That is the opening line of Unfit for Democracy?, the latest opinion piece from Nicholas Kristof, online now and appearing in tomorrow's New York Times.
I am going to suggest that people may want to read it carefully, and reflect on what Kristof has to say. For example, after exploring the concerns of many, often pushed by those benefiting from the current oppressive regimes, that the instability that would follow their toppling would be far worse, Kristof offers this:
I don’t think so. Moreover, this line of thinking seems to me insulting to the unfree world. In Egypt and Bahrain in recent weeks, I’ve been humbled by the lionhearted men and women I’ve seen defying tear gas or bullets for freedom that we take for granted. How can we say that these people are unready for a democracy that they are prepared to die for?
that they are prepared to die for - important words to consider.
Here in the US we wonder whether people will be willing to stand up for jobs, for the right to organize. Some might face being discharged from employment. Some might even be fined. But as of now we do not face murderous thugs turning anti-aircraft weaponry upon us, they do not threaten to rape our wives, they do not bomb our demonstrations.
As Kristof notes,
We Americans spout bromides about freedom. Democracy campaigners in the Middle East have been enduring unimaginable tortures as the price of their struggle — at the hands of dictators who are our allies — yet they persist.
We have seen that in nation after nation. It is not just the dominoes that have already fallen - Tunisia and Egypt. It will go further than Libya - there are demonstrations in Yemen, in Iran (granted, not Arab). The King of Saudi Arabia is showering money upon people hoping to forestall demonstrations there. Yet the people persist.
Kristof tells us of a double-amputee in a wheel chair in Tahrir Square who rolled his wheel chair to the front lines while Mubarak's thugs attacked. That is in one paragraph, immediately followed by this:
In Bahrain, I watched a column of men and women march unarmed toward security forces when, a day earlier, the troops had opened fire with live ammunition. Anyone dare say that such people are too immature to handle democracy?
There are other powerful images in the column, not all pleasant - heads carried on pikes, for example. Yet Kristof is ultimately optimistic, despite the inevitable bumps ahead.
I am of an age when I remember violence being used in this country against those who sought full democratic freedom. We had bombings of churches and synagogues, lynchings and assassinations. We had to send in paratroopers so 9 kids could attend a high school. Later we saw other kinds of violence as people protested - a war of choice, the assassination of a civil rights icon.

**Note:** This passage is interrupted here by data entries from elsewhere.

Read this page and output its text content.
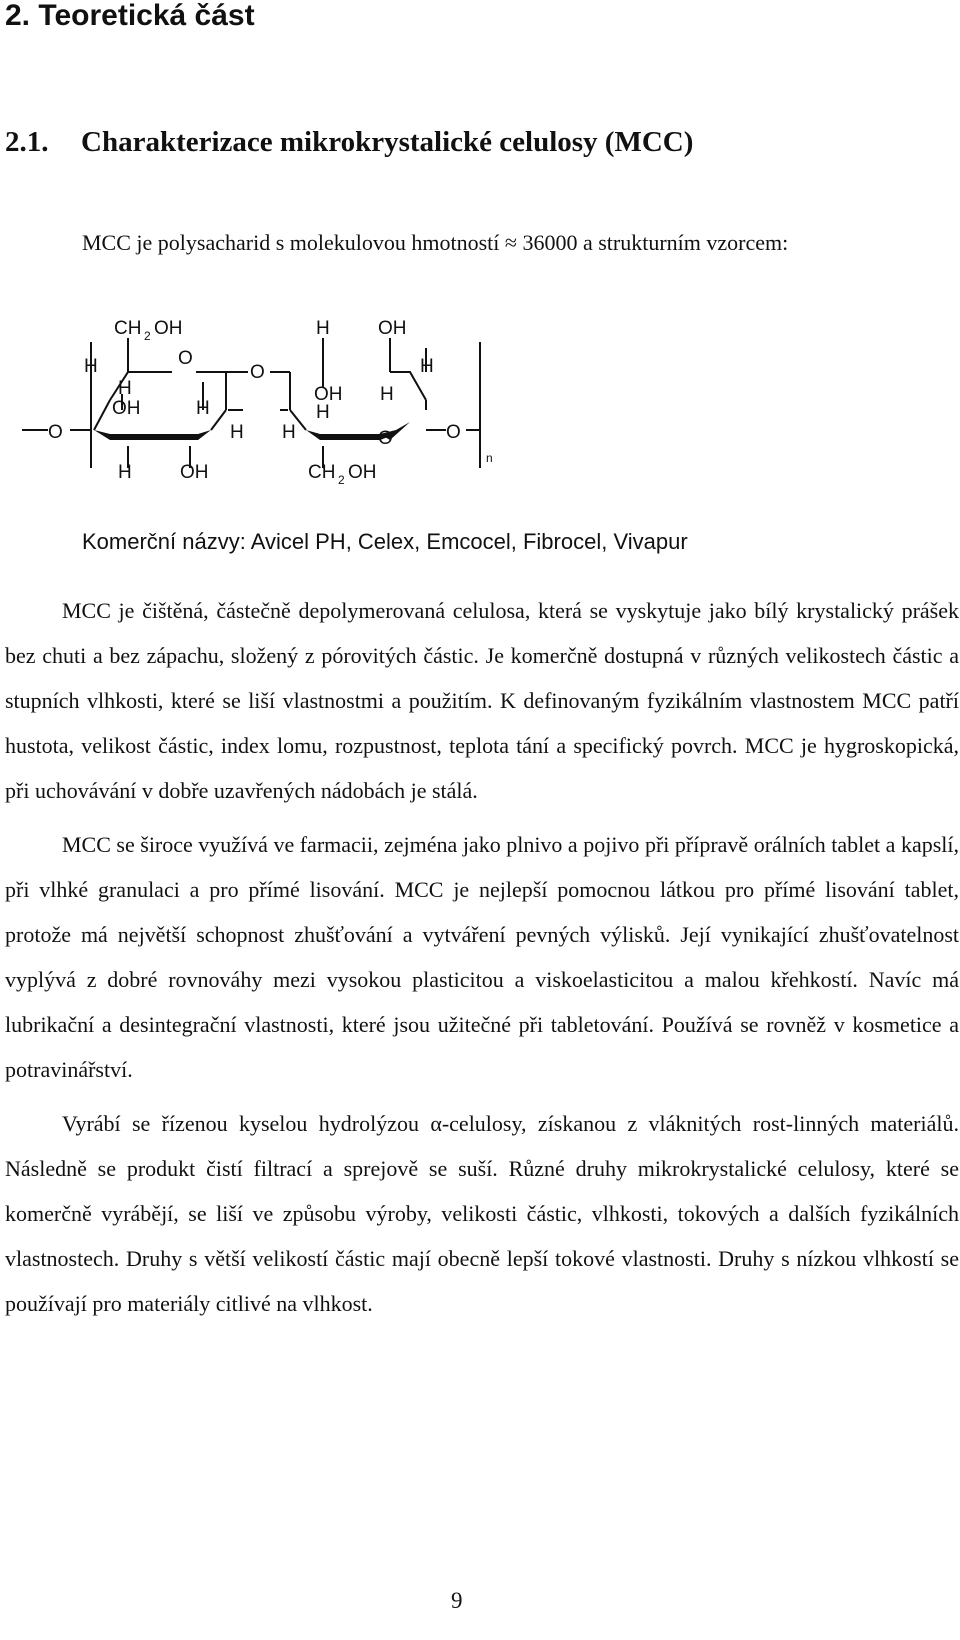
2. Teoretická část
2.1. Charakterizace mikrokrystalické celulosy (MCC)

MCC je polysacharid s molekulovou hmotností ≈ 36000 a strukturním vzorcem:

CH 2 OH
O
H
H
OH	H
H
O
H	OH
O
H	OH
H
OH
H
H
H	O	O
CH 2 OH
n

Komerční názvy: Avicel PH, Celex, Emcocel, Fibrocel, Vivapur

MCC je čištěná, částečně depolymerovaná celulosa, která se vyskytuje jako bílý krystalický prášek bez chuti a bez zápachu, složený z pórovitých částic. Je komerčně dostupná v různých velikostech částic a stupních vlhkosti, které se liší vlastnostmi a použitím. K definovaným fyzikálním vlastnostem MCC patří hustota, velikost částic, index lomu, rozpustnost, teplota tání a specifický povrch. MCC je hygroskopická, při uchovávání v dobře uzavřených nádobách je stálá.

MCC se široce využívá ve farmacii, zejména jako plnivo a pojivo při přípravě orálních tablet a kapslí, při vlhké granulaci a pro přímé lisování. MCC je nejlepší pomocnou látkou pro přímé lisování tablet, protože má největší schopnost zhušťování a vytváření pevných výlisků. Její vynikající zhušťovatelnost vyplývá z dobré rovnováhy mezi vysokou plasticitou a viskoelasticitou a malou křehkostí. Navíc má lubrikační a desintegrační vlastnosti, které jsou užitečné při tabletování. Používá se rovněž v kosmetice a potravinářství.

Vyrábí se řízenou kyselou hydrolýzou α-celulosy, získanou z vláknitých rost-linných materiálů. Následně se produkt čistí filtrací a sprejově se suší. Různé druhy mikrokrystalické celulosy, které se komerčně vyrábějí, se liší ve způsobu výroby, velikosti částic, vlhkosti, tokových a dalších fyzikálních vlastnostech. Druhy s větší velikostí částic mají obecně lepší tokové vlastnosti. Druhy s nízkou vlhkostí se používají pro materiály citlivé na vlhkost.

9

Still, those of us alive have not in this country had to face anything quite as serious as what some in the Middle East risk right now.
Are we so superior? We got our freedom in a war with Britain, but then continued to oppress a substantial part of our population by keeping them in chattel slavery for another 3/4 of a century. We criticize Arabs and Muslims for their treatment of women yet we have today those in our nation who wish to strip rights away from women, even to force them to justify themselves for the natural occurrence of a miscarriage.
I cannot offer all the insight contained in Kristof's column. I can only urge you to read it, to consider it, to pass it on.
Near the end he quotes a professor from NYU: “I don’t support autocracy in your society if I don’t want it in my society.” Wise words indeed, to which Kristof appends the following to end his column:
That should be our new starting point. I’m awed by the courage I see, and it’s condescending and foolish to suggest that people dying for democracy aren’t ready for it.
That is well said indeed. So let me end by repeating it:
it’s condescending and foolish to suggest that people dying for democracy aren’t ready for it.